Sports

NCAA appealing Pavia injunction as D-I board grants waiver to former JUCO players

Tennessee Vanderbilt Football Vanderbilt quarterback Diego Pavia (2) waves to fans as he leaves the field after an NCAA college football game against Tennessee Saturday, Nov. 30, 2024, in Nashville, Tenn. Tennessee won 36-23. (AP Photo/George Walker IV) (George Walker IV/AP)

The NCAA appealed Monday the preliminary injunction granted by a U.S. federal judge giving Diego Pavia another year of eligibility even as the organization's Division I board of directors granted a waiver allowing athletes in a similar situation as the Vanderbilt quarterback to play in 2025-26.

When U.S. District Judge William L. Campbell issued the injunction Dec. 18, it was limited only to Pavia, arguing that he was likely to win on his argument that NCAA Division I eligibility rules discriminated against him under the Sherman Act over his two years at a junior college. The judge also told the NCAA it couldn't take any action against Vanderbilt or any university Pavia plays with for his fifth season.

The NCAA filed its appeal of Campbell's injunction and order to the 6th U.S. Circuit Court of Appeals based in Cincinnati.

The waiver also announced Monday should limit the filing of more lawsuits by other athletes who started at a junior college and want another season to access name, image and likeness opportunities.

Specifically, the board's waiver is for those athletes “who attended and competed at a non-NCAA school for one or more years to remain eligible and compete in 2025-26 if those student-athletes would have otherwise used their final season of competition during the 2024-25 academic year, and meet all other eligibility requirements (e.g., progress toward degree, five-year period of eligibility),” according to a statement from the NCAA.

The Division I Board of Directors and Division I Council authorized a review of eligibility last June designed to create a sustainable framework that can withstand scrutiny.

“That review already resulted in action to modernize collegiate sports,” according to the NCAA statement. “The review includes all aspects of student-athlete eligibility, and Division I is committed to advancing the discussion during January governance meetings.”

Ironically, the annual NCAA convention will be held Jan. 14-17 in Nashville, Tennessee.

Campbell noted last week that current NCAA bylaws had made Pavia ineligible to play Division I football in 2025 simply because the quarterback started his career at a junior college.

The judge wrote he was not persuaded by NCAA arguments on Division I eligibility limiting athletes who start at junior colleges to three or four years. He noted the NCAA does not start the eligibility clock for prep school athletes even when they compete athletically against junior colleges or other schools that count as “collegiate institutions.”

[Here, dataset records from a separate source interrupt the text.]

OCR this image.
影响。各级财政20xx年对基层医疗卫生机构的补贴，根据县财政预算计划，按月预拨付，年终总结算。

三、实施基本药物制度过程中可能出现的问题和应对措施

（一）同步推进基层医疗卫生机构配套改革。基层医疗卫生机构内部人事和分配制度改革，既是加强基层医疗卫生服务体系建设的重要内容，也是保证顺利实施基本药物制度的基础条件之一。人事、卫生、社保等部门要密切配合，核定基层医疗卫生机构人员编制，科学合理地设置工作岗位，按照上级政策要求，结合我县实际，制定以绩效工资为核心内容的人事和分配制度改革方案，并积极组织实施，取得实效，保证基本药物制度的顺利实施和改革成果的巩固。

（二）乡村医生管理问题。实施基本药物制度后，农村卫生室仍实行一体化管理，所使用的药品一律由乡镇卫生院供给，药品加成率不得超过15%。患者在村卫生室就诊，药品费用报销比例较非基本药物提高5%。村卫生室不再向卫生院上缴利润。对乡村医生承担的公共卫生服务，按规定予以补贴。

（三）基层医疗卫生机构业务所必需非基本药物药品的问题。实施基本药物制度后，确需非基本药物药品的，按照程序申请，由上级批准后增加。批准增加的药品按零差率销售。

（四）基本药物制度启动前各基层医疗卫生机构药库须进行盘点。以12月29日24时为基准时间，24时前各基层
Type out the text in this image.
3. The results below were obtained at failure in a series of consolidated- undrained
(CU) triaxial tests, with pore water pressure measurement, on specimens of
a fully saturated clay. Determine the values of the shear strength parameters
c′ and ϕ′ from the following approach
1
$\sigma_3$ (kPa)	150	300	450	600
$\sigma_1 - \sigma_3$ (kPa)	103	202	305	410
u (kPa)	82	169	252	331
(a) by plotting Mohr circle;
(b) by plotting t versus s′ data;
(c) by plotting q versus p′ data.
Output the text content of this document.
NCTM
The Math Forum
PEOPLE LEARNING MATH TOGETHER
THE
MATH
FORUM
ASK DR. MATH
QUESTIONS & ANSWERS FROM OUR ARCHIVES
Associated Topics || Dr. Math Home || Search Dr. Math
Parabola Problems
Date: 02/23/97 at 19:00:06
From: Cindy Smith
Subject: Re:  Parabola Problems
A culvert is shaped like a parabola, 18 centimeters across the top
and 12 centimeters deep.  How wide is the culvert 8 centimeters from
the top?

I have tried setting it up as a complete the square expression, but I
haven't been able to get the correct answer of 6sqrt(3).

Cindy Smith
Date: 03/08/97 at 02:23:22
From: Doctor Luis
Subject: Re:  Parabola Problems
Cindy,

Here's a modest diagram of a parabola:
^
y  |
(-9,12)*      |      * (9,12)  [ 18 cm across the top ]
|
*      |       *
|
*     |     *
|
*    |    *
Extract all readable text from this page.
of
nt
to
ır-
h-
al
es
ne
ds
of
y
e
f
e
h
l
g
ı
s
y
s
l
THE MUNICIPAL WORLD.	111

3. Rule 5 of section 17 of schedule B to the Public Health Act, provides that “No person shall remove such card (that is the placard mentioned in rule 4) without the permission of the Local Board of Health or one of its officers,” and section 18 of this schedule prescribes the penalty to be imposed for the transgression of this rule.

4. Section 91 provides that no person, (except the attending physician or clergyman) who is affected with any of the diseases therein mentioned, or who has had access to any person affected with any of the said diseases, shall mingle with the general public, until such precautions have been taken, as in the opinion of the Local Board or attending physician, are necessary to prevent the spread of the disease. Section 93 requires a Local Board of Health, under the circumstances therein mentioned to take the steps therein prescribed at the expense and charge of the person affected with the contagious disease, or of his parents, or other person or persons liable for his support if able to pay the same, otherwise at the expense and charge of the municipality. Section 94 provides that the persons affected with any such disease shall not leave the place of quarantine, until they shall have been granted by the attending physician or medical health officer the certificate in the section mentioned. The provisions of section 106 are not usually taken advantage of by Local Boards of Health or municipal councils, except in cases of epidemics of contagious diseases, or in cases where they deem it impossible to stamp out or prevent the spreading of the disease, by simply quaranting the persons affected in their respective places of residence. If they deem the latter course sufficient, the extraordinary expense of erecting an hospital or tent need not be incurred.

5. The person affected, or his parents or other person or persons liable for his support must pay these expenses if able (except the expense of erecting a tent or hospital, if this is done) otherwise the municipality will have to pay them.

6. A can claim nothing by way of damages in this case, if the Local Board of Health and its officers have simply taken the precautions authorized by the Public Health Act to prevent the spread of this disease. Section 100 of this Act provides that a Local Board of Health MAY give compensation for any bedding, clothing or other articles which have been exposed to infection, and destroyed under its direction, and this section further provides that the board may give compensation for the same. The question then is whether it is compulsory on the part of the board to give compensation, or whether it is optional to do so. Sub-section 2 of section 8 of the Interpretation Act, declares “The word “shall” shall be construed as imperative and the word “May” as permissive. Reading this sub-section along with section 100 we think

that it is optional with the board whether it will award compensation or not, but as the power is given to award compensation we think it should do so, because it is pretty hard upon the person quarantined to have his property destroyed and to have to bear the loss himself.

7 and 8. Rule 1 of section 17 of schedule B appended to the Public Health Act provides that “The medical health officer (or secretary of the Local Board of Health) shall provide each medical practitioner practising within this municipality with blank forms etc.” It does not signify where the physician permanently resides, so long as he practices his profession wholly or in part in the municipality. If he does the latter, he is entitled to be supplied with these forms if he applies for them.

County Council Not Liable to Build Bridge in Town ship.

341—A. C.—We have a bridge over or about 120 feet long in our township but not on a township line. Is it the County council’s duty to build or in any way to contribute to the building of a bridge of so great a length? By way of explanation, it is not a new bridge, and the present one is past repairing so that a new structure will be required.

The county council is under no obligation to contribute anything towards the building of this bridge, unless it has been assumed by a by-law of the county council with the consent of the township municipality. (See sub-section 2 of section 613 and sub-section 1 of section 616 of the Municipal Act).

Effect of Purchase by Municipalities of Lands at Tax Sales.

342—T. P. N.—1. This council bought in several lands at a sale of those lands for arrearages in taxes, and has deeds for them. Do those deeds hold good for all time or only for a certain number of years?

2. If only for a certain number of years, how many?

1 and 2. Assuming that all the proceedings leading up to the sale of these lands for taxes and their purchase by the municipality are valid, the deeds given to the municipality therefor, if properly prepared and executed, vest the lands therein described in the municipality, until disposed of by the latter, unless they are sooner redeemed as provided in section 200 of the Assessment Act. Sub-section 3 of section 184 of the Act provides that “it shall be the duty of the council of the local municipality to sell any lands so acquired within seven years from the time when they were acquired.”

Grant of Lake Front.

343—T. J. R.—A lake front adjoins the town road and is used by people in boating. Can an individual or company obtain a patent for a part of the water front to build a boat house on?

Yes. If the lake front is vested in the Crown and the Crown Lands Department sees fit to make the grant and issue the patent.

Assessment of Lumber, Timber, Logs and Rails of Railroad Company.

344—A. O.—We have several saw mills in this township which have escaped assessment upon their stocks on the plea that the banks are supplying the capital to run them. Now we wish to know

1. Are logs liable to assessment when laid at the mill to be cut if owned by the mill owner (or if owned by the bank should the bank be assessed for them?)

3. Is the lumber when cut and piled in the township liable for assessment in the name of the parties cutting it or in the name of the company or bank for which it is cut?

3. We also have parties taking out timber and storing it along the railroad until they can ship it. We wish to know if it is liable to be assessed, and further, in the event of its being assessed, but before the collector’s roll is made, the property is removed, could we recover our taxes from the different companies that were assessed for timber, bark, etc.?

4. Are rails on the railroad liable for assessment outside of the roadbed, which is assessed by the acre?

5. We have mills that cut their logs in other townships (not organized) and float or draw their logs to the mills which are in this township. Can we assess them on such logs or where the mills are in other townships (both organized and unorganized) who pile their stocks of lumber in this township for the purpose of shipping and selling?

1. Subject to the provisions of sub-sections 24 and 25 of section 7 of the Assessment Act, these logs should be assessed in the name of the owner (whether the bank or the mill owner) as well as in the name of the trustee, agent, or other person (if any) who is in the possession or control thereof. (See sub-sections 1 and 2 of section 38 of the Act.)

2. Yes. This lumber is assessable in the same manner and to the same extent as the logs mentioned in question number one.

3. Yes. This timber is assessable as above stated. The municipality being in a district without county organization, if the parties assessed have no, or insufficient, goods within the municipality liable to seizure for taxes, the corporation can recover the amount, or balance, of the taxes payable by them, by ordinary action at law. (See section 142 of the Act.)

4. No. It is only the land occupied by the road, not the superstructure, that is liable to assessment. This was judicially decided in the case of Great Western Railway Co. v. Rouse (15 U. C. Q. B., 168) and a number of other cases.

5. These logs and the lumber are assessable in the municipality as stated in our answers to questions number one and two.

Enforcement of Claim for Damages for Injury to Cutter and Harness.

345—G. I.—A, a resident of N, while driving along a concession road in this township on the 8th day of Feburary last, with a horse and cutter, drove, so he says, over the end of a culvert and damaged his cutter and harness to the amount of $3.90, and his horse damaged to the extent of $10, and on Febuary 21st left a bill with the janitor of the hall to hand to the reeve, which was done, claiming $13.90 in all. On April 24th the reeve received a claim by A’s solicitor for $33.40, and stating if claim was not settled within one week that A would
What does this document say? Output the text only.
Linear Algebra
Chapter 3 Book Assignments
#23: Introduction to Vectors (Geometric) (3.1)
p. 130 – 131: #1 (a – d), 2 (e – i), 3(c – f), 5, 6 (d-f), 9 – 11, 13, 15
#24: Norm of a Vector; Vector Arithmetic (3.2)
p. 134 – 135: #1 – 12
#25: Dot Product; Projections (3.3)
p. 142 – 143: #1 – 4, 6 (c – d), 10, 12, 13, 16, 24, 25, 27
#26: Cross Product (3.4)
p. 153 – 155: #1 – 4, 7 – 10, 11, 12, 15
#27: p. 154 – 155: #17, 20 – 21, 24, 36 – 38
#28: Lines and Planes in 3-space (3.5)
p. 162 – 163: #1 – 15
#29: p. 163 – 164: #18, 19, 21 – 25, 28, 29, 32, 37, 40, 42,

Campbell also wrote how the NCAA’s eligibility rules have evolved from when freshmen weren’t allowed to play to adding a redshirt rule. The judge also wrote that Pavia has a “strong likelihood of success” under the Sherman Act at trial because the organization’s rules limiting junior college eligibility are “restraints on trade with substantial anticompetitive effects.”

Pavia filed his lawsuit seeking an additional season Nov. 8 in the U.S. District Court for the Middle District of Tennessee in Nashville. He has applied to Vanderbilt's masters' program for legal studies starting in January, and he is scheduled to play for the Commodores (6-6) on Friday in the Birmingham Bowl against Georgia Tech.